Do not get me wrong, all politicians are not idiots, but many of them are and those good ones are hard to find and no one listens to them.

Our society manufactures idiots. In a democracy, we are all politicians and the worst thing about politicians is that they are very similar to those whom you have chosen. Every fool always finds another bigger fool to praise him. But that’s not all! After a while, they begin to brag about each other.

Why does honesty not pay in politics? Let everyone draw their own conclusion according to their own cognitive bias. What is happening in Nepal is nothing more than a consequence of years of bad political practice.

Bottom line two is idiots want the idiots to rule them in their world of corruption and where they are free to shout out crap, stupidities or complexes of race, class or gender and that is why they choose stupid politicians to represent them.

In politics, there are several types of people.  First, those who believe that their voters are stupid and those who think they are not. Unfortunately, those who think that voters are stupid are in each and every political party.

A good citizen has a vital role in a democracy. We can be good citizens if we elect the right set of people to rule in a way the country can prosper. Today we live in a world dominated by images and emotions, rather than any grand vision or realizable concept. Politics and politicians have abandoned their reasons for being in the political spectrum. Progress is not sustainable in a country where the highest positions of the policy are reached through a casting.

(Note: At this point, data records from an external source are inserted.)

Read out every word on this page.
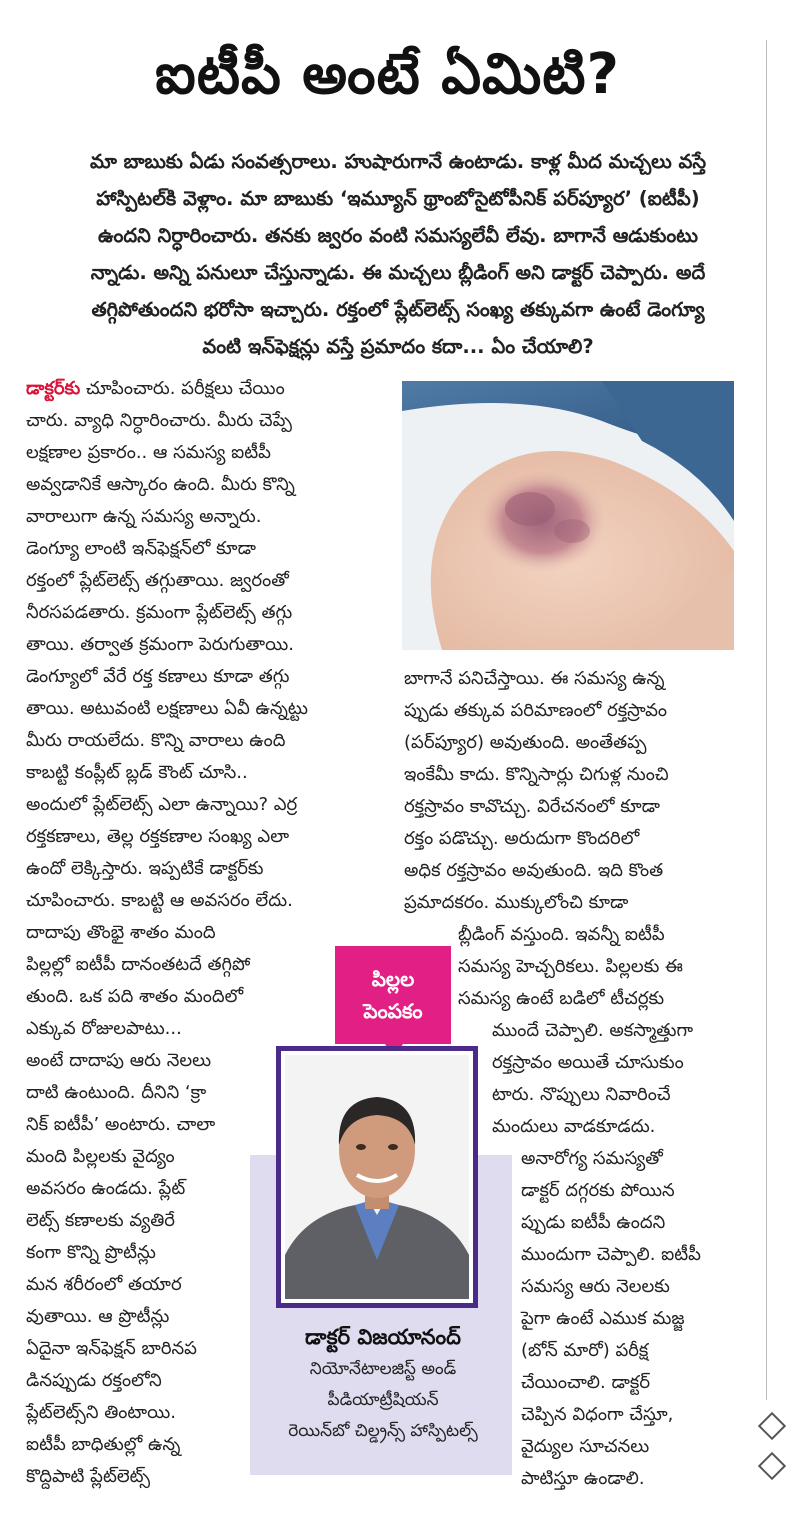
ఐటీపీ అంటే ఏమిటి?

మా బాబుకు ఏడు సంవత్సరాలు. హుషారుగానే ఉంటాడు. కాళ్ల మీద మచ్చలు వస్తే

హాస్పిటల్‌కి వెళ్లాం. మా బాబుకు ‘ఇమ్యూన్ థ్రాంబోసైటోపీనిక్ పర్‌ప్యూర’ (ఐటీపీ)

ఉందని నిర్ధారించారు. తనకు జ్వరం వంటి సమస్యలేవీ లేవు. బాగానే ఆడుకుంటు

న్నాడు. అన్ని పనులూ చేస్తున్నాడు. ఈ మచ్చలు బ్లీడింగ్ అని డాక్టర్ చెప్పారు. అదే

తగ్గిపోతుందని భరోసా ఇచ్చారు. రక్తంలో ప్లేట్‌లెట్స్ సంఖ్య తక్కువగా ఉంటే డెంగ్యూ

వంటి ఇన్‌ఫెక్షన్లు వస్తే ప్రమాదం కదా... ఏం చేయాలి?

డాక్టర్‌కు చూపించారు. పరీక్షలు చేయిం

చారు. వ్యాధి నిర్ధారించారు. మీరు చెప్పే

లక్షణాల ప్రకారం.. ఆ సమస్య ఐటీపీ

అవ్వడానికే ఆస్కారం ఉంది. మీరు కొన్ని

వారాలుగా ఉన్న సమస్య అన్నారు.

డెంగ్యూ లాంటి ఇన్‌ఫెక్షన్‌లో కూడా

రక్తంలో ప్లేట్‌లెట్స్ తగ్గుతాయి. జ్వరంతో

నీరసపడతారు. క్రమంగా ప్లేట్‌లెట్స్ తగ్గు

తాయి. తర్వాత క్రమంగా పెరుగుతాయి.

డెంగ్యూలో వేరే రక్త కణాలు కూడా తగ్గు

తాయి. అటువంటి లక్షణాలు ఏవీ ఉన్నట్టు

మీరు రాయలేదు. కొన్ని వారాలు ఉంది

కాబట్టి కంప్లీట్ బ్లడ్ కౌంట్ చూసి..

అందులో ప్లేట్‌లెట్స్ ఎలా ఉన్నాయి? ఎర్ర

రక్తకణాలు, తెల్ల రక్తకణాల సంఖ్య ఎలా

ఉందో లెక్కిస్తారు. ఇప్పటికే డాక్టర్‌కు

చూపించారు. కాబట్టి ఆ అవసరం లేదు.

దాదాపు తొంభై శాతం మంది

పిల్లల్లో ఐటీపీ దానంతటదే తగ్గిపో

తుంది. ఒక పది శాతం మందిలో

ఎక్కువ రోజులపాటు...

అంటే దాదాపు ఆరు నెలలు

దాటి ఉంటుంది. దీనిని ‘క్రా

నిక్ ఐటీపీ’ అంటారు. చాలా

మంది పిల్లలకు వైద్యం

అవసరం ఉండదు. ప్లేట్

లెట్స్ కణాలకు వ్యతిరే

కంగా కొన్ని ప్రొటీన్లు

మన శరీరంలో తయార

వుతాయి. ఆ ప్రొటీన్లు

ఏదైనా ఇన్‌ఫెక్షన్ బారినప

డినప్పుడు రక్తంలోని

ప్లేట్‌లెట్స్‌ని తింటాయి.

ఐటీపీ బాధితుల్లో ఉన్న

కొద్దిపాటి ప్లేట్‌లెట్స్

బాగానే పనిచేస్తాయి. ఈ సమస్య ఉన్న

ప్పుడు తక్కువ పరిమాణంలో రక్తస్రావం

(పర్‌ప్యూర) అవుతుంది. అంతేతప్ప

ఇంకేమీ కాదు. కొన్నిసార్లు చిగుళ్ల నుంచి

రక్తస్రావం కావొచ్చు. విరేచనంలో కూడా

రక్తం పడొచ్చు. అరుదుగా కొందరిలో

అధిక రక్తస్రావం అవుతుంది. ఇది కొంత

ప్రమాదకరం. ముక్కులోంచి కూడా

బ్లీడింగ్ వస్తుంది. ఇవన్నీ ఐటీపీ

సమస్య హెచ్చరికలు. పిల్లలకు ఈ

సమస్య ఉంటే బడిలో టీచర్లకు

ముందే చెప్పాలి. అకస్మాత్తుగా

రక్తస్రావం అయితే చూసుకుం

టారు. నొప్పులు నివారించే

మందులు వాడకూడదు.

అనారోగ్య సమస్యతో

డాక్టర్ దగ్గరకు పోయిన

ప్పుడు ఐటీపీ ఉందని

ముందుగా చెప్పాలి. ఐటీపీ

సమస్య ఆరు నెలలకు

పైగా ఉంటే ఎముక మజ్జ

(బోన్ మారో) పరీక్ష

చేయించాలి. డాక్టర్

చెప్పిన విధంగా చేస్తూ,

వైద్యుల సూచనలు

పాటిస్తూ ఉండాలి.

పిల్లల
పెంపకం
డాక్టర్ విజయానంద్
నియోనేటాలజిస్ట్ అండ్
పీడియాట్రీషియన్
రెయిన్‌బో చిల్డ్రన్స్ హాస్పిటల్స్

In politics, unlike in business, the price (value) of a vote is not fixed by the parties (companies), but by the voters (consumers). The votes are the currency we use to “buy” the candidates (products) that meet our expectations.

Based on the EC reports there are 14,054,482 voters for our local election and Ministry of Finance (MoF) allocated Rs. 20 billion in total budget for the local level election. So far 73 % of 14,054,482 cast their vote. if we do the math 1 vote cost approximately RS 1949.36.  This is just an economic cost. What about long-term social and political costs?  For a country with brutal inequality, corruption, repression, and inefficiency, there is a need of a greater debate about the price of democracy.Democracy is getting expensive for us.

I do not believe in fate, but there are certain moments in life that almost convince me to believe that nothing is by chance. We continue to suffer this form of politics, always based on silly schools of thoughts — whoever runs the show, all they do is follow political monism. Monism leads to extremism and it is often the consequence of fundamentalism. Conspiracy is not new to the political landscape in Nepal. Political parties in Nepal have the tradition to get rid of good people or create an environment where good people never get to where they should be or will not survive. Sad but true, so far they are successful.

So the million-dollar question is, did you vote for those who think you are an idiot? If you did then you might be proving they are right by voting for them. As long as these politicians keep being elected for office, we will be practicing democracy in its worst form, which is stupidocracy.